Lipids have a hydrophobic end and a hydrophilic end. This means they self-arrange into a bi-layer when suspended in water. These lipid bi-layers form the membranes around all cellular organelle, as well as the cell membrane itself.
Again, throw these into the evaporative tidal pool with the replicating RNA chains, and you have a recipe for life.
That we have not found this occurrence on another world yet should not be surprising. Other than our own, we have visited one: The Moon. Of the rocky worlds, we have landed remote vehicles on three: Venus, Mars and Titan.
We have only in the past 20 years began to confirm planets around other stars. Our furthest probes, Voyagers 1 and 2, have only just begun their journey into interstellar space within the past few years, after having launched in 1977.
The distances in space are vast. So vast, that even communication at the speed of light is a process of patience.
As distant as the Voyagers are, were we not to know their exact location and frequency, they would be invisible to us, lost in the static of the Cosmic Microwave Background. That we have not heard other life on the radio is also not surprising.
Knowledge is progressive. What we know today is the basis for what will be understood tomorrow.
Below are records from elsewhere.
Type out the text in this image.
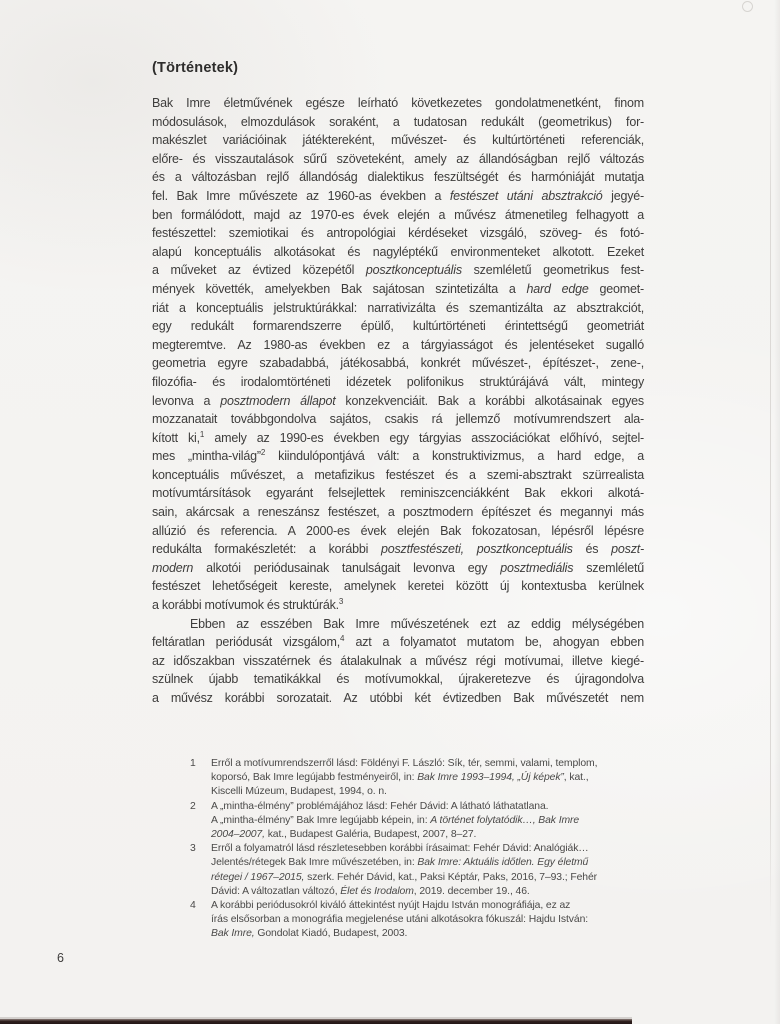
(Történetek)
Bak Imre életművének egésze leírható következetes gondolatmenetként, finom
módosulások, elmozdulások soraként, a tudatosan redukált (geometrikus) for-
makészlet variációinak játéktereként, művészet- és kultúrtörténeti referenciák,
előre- és visszautalások sűrű szöveteként, amely az állandóságban rejlő változás
és a változásban rejlő állandóság dialektikus feszültségét és harmóniáját mutatja
fel. Bak Imre művészete az 1960-as években a festészet utáni absztrakció jegyé-
ben formálódott, majd az 1970-es évek elején a művész átmenetileg felhagyott a
festészettel: szemiotikai és antropológiai kérdéseket vizsgáló, szöveg- és fotó-
alapú konceptuális alkotásokat és nagyléptékű environmenteket alkotott. Ezeket
a műveket az évtized közepétől posztkonceptuális szemléletű geometrikus fest-
mények követték, amelyekben Bak sajátosan szintetizálta a hard edge geomet-
riát a konceptuális jelstruktúrákkal: narrativizálta és szemantizálta az absztrakciót,
egy redukált formarendszerre épülő, kultúrtörténeti érintettségű geometriát
megteremtve. Az 1980-as években ez a tárgyiasságot és jelentéseket sugalló
geometria egyre szabadabbá, játékosabbá, konkrét művészet-, építészet-, zene-,
filozófia- és irodalomtörténeti idézetek polifonikus struktúrájává vált, mintegy
levonva a posztmodern állapot konzekvenciáit. Bak a korábbi alkotásainak egyes
mozzanatait továbbgondolva sajátos, csakis rá jellemző motívumrendszert ala-
kított ki,$^1$ amely az 1990-es években egy tárgyias asszociációkat előhívó, sejtel-
mes „mintha-világ”$^2$ kiindulópontjává vált: a konstruktivizmus, a hard edge, a
konceptuális művészet, a metafizikus festészet és a szemi-absztrakt szürrealista
motívumtársítások egyaránt felsejlettek reminiszcenciákként Bak ekkori alkotá-
sain, akárcsak a reneszánsz festészet, a posztmodern építészet és megannyi más
allúzió és referencia. A 2000-es évek elején Bak fokozatosan, lépésről lépésre
redukálta formakészletét: a korábbi posztfestészeti, posztkonceptuális és poszt-
modern alkotói periódusainak tanulságait levonva egy posztmediális szemléletű
festészet lehetőségeit kereste, amelynek keretei között új kontextusba kerülnek
a korábbi motívumok és struktúrák.$^3$
Ebben az esszében Bak Imre művészetének ezt az eddig mélységében
feltáratlan periódusát vizsgálom,$^4$ azt a folyamatot mutatom be, ahogyan ebben
az időszakban visszatérnek és átalakulnak a művész régi motívumai, illetve kiegé-
szülnek újabb tematikákkal és motívumokkal, újrakeretezve és újragondolva
a művész korábbi sorozatait. Az utóbbi két évtizedben Bak művészetét nem
1	Erről a motívumrendszerről lásd: Földényi F. László: Sík, tér, semmi, valami, templom,
koporsó, Bak Imre legújabb festményeiről, in: Bak Imre 1993–1994, „Új képek”, kat.,
Kiscelli Múzeum, Budapest, 1994, o. n.
2	A „mintha-élmény” problémájához lásd: Fehér Dávid: A látható láthatatlana.
A „mintha-élmény” Bak Imre legújabb képein, in: A történet folytatódik…, Bak Imre
2004–2007, kat., Budapest Galéria, Budapest, 2007, 8–27.
3	Erről a folyamatról lásd részletesebben korábbi írásaimat: Fehér Dávid: Analógiák…
Jelentés/rétegek Bak Imre művészetében, in: Bak Imre: Aktuális időtlen. Egy életmű
rétegei / 1967–2015, szerk. Fehér Dávid, kat., Paksi Képtár, Paks, 2016, 7–93.; Fehér
Dávid: A változatlan változó, Élet és Irodalom, 2019. december 19., 46.
4	A korábbi periódusokról kiváló áttekintést nyújt Hajdu István monográfiája, ez az
írás elsősorban a monográfia megjelenése utáni alkotásokra fókuszál: Hajdu István:
Bak Imre, Gondolat Kiadó, Budapest, 2003.
6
There isn't a finish line, just a more thorough understanding.
20 years from now, we'll have answers we can only speculate on now. 100 years from now, what we know now will be considered elementary, though required understanding.
Science is beautiful in its ability to explain through process what would otherwise seem almost magical. That we are here, as an exercise in entropy...the universe trying to get back to that maximum equilibrium causes everything to fall together, to happen. Every thought you have, every movement you make, excises chemically stored energy from the universe forever though dissipation of heat and electrical impulses.
That energy will never be recovered. This transition, this line between matter and the dissipation of energy into heat and electrical impulses, is where life resides. It is indeed a wondrous occurrence of physics, but physics it is.